Gore also said the new wage is likely to be passed on to consumers, particularly by small businesses in rural areas that have been struggling to recover from the COVID-19 pandemic compared to businesses in urban areas.
“Sixty cents is a significant increase particularly because for a lot of businesses, the size of that increase probably wasn’t in their business plan for the next year. I think some businesses are just going to have to make adjustments, and in some cases, they may be difficult adjustments,” he added. “In the more rural areas though, I think the impact could be felt a little more.”
According to Gore, the minimum wage increase puts pressure on other workers’ wages, which may also increase costs for employers and consumers.
“When you have a minimum wage worker who walks in the door and is making $12.75 an hour and your shift leader makes $13.50 an hour, then all of a sudden that person is going to be looking for more money. Now realistically in the Portland area and the Souther Maine area, people are paying more than the minimum wage,” Gore said.
Maine’s new minimum wage of $12.75 is one of the highest in the nation and is also the third-highest minimum wage in New England.
Both Connecticut and Massachusetts have higher minimum wages. Both states have passed laws that annually raise the minimum wage until it reaches $15 in 2023. In Massachusetts, the minimum wage increased from $13.50 to $14.25 on January 1. Connecticut’s minimum wage is $13 and will increase to $14 on July 1.
New Hampshire’s $7.25 minimum wage is tied to the federal minimum wage. In 2021 the state approved a bill that froze the tipped minimum wage at $3.27. It was previously required to be at least 45% of the minimum wage.

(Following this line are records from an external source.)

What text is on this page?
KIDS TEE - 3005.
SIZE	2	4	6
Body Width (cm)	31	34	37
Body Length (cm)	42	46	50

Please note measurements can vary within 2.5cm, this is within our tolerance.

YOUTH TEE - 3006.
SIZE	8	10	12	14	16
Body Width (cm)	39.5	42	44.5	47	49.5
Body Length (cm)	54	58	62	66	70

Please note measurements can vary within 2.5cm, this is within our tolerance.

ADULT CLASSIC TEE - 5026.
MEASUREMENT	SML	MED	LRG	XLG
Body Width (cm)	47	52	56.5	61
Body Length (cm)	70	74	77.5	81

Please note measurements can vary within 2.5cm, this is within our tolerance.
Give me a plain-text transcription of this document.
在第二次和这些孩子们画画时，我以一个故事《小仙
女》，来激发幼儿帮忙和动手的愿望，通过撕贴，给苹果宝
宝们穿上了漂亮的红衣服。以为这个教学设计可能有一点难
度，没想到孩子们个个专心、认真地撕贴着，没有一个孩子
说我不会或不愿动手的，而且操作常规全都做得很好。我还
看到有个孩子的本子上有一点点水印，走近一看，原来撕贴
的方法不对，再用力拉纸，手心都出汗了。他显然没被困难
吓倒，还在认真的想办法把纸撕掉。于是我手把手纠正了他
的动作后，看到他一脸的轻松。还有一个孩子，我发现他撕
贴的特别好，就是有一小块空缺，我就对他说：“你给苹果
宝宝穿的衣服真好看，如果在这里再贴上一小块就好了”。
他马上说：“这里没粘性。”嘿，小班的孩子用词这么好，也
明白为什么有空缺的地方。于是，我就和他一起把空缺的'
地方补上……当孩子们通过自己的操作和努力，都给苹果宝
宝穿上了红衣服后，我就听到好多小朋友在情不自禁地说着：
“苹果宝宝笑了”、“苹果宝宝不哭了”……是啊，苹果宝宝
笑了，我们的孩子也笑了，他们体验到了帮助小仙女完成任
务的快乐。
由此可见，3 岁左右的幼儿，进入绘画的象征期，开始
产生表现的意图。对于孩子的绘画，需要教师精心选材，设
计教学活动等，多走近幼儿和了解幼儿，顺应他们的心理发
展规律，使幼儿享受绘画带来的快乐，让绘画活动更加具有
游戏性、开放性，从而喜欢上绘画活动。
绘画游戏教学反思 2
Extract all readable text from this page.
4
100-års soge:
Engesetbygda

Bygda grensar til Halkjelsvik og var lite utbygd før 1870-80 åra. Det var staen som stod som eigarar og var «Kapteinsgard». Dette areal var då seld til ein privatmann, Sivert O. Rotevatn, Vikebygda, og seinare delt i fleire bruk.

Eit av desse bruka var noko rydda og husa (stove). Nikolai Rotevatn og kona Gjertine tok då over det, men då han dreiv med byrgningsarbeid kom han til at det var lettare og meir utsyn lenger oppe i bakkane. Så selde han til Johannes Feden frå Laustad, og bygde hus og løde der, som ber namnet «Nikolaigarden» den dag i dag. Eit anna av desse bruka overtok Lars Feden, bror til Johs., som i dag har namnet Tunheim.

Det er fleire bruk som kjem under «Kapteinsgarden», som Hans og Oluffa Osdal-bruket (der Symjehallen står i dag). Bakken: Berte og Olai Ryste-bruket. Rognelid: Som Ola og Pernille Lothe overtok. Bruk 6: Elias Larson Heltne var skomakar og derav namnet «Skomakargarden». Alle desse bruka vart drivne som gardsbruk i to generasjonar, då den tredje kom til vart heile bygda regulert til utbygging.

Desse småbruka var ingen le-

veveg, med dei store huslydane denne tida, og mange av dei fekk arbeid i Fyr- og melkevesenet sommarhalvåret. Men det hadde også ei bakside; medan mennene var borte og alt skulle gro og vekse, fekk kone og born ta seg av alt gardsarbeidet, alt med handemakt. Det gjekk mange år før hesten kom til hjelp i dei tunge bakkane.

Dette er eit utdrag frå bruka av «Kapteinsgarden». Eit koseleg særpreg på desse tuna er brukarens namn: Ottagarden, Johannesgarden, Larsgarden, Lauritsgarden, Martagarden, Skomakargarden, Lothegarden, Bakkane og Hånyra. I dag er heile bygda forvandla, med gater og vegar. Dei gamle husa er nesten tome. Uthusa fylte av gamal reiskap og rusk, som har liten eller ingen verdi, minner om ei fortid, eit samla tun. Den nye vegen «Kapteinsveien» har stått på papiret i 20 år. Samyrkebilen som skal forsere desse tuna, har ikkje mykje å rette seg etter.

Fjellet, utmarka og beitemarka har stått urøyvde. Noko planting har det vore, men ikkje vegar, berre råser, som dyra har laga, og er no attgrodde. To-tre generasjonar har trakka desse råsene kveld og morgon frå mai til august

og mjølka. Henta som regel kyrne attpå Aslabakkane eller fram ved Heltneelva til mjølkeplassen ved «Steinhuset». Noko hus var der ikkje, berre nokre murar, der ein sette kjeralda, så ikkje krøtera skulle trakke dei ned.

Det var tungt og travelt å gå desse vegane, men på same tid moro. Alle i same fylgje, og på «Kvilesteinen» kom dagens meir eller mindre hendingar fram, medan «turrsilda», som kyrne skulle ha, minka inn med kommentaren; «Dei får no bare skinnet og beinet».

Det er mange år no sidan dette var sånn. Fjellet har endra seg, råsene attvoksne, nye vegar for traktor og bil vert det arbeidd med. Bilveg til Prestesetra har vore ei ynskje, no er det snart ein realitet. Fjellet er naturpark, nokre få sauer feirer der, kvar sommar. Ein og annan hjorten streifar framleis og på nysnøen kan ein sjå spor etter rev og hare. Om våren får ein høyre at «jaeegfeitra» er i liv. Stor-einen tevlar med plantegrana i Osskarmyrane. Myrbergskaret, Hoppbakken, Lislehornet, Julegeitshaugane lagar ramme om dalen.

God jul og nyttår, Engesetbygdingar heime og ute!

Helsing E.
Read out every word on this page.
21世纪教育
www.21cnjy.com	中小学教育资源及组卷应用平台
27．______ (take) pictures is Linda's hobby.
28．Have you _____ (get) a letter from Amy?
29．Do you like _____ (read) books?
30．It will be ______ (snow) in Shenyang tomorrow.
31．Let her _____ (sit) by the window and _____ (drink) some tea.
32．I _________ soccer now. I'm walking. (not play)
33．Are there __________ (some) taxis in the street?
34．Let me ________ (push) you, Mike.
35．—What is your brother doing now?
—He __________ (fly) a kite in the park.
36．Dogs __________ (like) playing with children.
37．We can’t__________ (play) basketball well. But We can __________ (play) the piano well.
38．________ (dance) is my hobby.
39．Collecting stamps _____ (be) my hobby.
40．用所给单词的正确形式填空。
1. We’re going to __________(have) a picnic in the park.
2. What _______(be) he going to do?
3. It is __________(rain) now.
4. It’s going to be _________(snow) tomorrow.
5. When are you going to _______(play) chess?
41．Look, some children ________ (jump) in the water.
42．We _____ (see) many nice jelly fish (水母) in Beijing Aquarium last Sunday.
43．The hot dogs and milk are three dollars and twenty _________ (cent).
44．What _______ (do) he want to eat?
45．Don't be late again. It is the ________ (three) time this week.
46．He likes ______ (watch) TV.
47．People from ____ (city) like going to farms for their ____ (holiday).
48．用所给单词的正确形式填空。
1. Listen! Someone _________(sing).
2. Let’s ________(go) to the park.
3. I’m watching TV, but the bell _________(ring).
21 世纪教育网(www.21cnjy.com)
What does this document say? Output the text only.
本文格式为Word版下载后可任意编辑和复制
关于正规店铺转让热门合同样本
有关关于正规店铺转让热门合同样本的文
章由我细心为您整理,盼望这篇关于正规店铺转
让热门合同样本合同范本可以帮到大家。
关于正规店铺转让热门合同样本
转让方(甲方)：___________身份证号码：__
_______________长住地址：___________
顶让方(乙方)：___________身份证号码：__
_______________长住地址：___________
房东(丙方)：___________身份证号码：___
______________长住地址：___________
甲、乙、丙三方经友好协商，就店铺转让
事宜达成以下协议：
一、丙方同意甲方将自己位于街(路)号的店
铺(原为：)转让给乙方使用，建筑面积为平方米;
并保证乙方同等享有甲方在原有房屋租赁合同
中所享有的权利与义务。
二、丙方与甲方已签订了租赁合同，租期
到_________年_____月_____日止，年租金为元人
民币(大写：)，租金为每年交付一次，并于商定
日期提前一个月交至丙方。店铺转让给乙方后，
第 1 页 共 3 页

Rhode Island’s minimum wage increased from $11.50 to $12.25 on January 1. Like Connecticut and Massachusetts, Rhode Island passed a law in 2021 that increases the minimum wage to $15 by 2025.
On January 1, Vermont’s minimum wage increased from $11.75 to $12.55. Like Maine, Vermont ties minimum wage increases to a wage index. Vermont’s minimum wage is tied to the U.S. City Average Consumer Price Index for All Urban Consumers and is capped at 5%.